Бас прокричал о приезде государя как-то по-иному и уж совершенно нечеловеческим голосом. Послышалась команда: «Смирно!» Люди окаменели. Мгновенно настала полная тишина. Ворота распахнулись настежь, и Александр II в мундире саперного батальона въехал верхом в Манеж, в сопровождении свиты. Он доехал до средины Манежа, повернул лошадь к батальону и махнул рукой. Оркестр заиграл гимн. Затем минуты две длилось «ура!» Люди, бывшие на разводе, впоследствии говорили, что никогда Александр II не был так весел и так красив, как в зтот день. «Noch immer eine der schonsten und er-habensten Herrschergestalten, die man sich denken konnte»*,— записал о нем немецкий офицер. Саперный батальон два раза прошел перед царем. Он заметил Скалона и потом участливо расспрашивал его о здоровье. Со своим двадцатилетним племянником был чрезвычайно ласков и хвалил его езду. Все обратили внимание на то, что государь после парада долго разговаривал с генералом Шанзи.

*«Среди монархов, пожалуй, все еще трудно отыскать равного ему по красоте и величию» (нем.).

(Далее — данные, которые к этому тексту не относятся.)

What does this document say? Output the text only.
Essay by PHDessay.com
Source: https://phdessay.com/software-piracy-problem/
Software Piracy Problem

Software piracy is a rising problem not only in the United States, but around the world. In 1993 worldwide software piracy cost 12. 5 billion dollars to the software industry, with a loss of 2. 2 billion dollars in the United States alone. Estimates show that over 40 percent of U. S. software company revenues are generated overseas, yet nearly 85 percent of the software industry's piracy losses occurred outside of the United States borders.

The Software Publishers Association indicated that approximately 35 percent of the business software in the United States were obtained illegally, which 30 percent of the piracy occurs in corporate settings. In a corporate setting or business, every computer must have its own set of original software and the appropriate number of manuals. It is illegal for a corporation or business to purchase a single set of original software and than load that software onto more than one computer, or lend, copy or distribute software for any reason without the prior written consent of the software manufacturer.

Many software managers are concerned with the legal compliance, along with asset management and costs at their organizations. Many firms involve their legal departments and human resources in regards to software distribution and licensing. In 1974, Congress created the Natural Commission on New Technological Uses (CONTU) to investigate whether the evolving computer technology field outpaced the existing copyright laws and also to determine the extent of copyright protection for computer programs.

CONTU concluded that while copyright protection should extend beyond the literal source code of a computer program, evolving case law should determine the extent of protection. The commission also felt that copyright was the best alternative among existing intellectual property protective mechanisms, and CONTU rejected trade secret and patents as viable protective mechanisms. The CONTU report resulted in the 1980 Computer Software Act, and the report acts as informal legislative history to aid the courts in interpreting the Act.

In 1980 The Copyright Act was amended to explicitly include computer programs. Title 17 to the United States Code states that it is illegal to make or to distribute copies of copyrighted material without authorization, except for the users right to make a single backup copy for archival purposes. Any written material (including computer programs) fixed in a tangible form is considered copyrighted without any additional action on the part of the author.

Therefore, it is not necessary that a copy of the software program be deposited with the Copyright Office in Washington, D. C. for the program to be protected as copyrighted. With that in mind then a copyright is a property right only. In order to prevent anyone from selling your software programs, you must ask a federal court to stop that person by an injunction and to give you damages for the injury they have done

В небольшой группе иностранцев, каждый день и каждую ночь пивших вместе шампанское, обменивались впечатленьями:

— Необыкновенно красиво! Это изумительное разнообразие мундиров! Сегодня белые, черные, цветные султаны издали казались лесом.

— С лесом ни малейшего сходства, но действительно такого блеска нет нигде в мире.

— Главное, сам он на редкость картинный человек. Его стиль: сочетание Людовика XIV с Гарун-аль-Рашидом.

— Обратите внимание: это афоризм!

— Стиль стилем, но в девятнадцатом веке незачем делать из человека божество/

— Сегодня он был великолепен. А иногда на него тяжело смотреть. Я в январе видел его у великого князя Владимира. Он кашлял не переставая, его измучила астма.

— Божество, больное астмой.

— У Владимира сегодня обедает La Grande Mademoiselle.— Так в этом кружке называли Юрьевскую.— Забавно, что хозяин должен будет пить за ее здоровье!

— «О, that deceit should dwell in such a gorgeous palace!..»*. Это не я говорю. Это сказал Шекспир.

*«О, почему ж обман живет в таком дворце роскошном!..» (В. Шекспир. «Ромео и Джульетта», Перевод с английского Т. Л. Щепкиной-Куперник.)

— Он читал Шекспира!

— Если, конечно, он не врет.

Вчера наследник отказался вести ее в церковь, шла с великой княгиней Марьей Павловной.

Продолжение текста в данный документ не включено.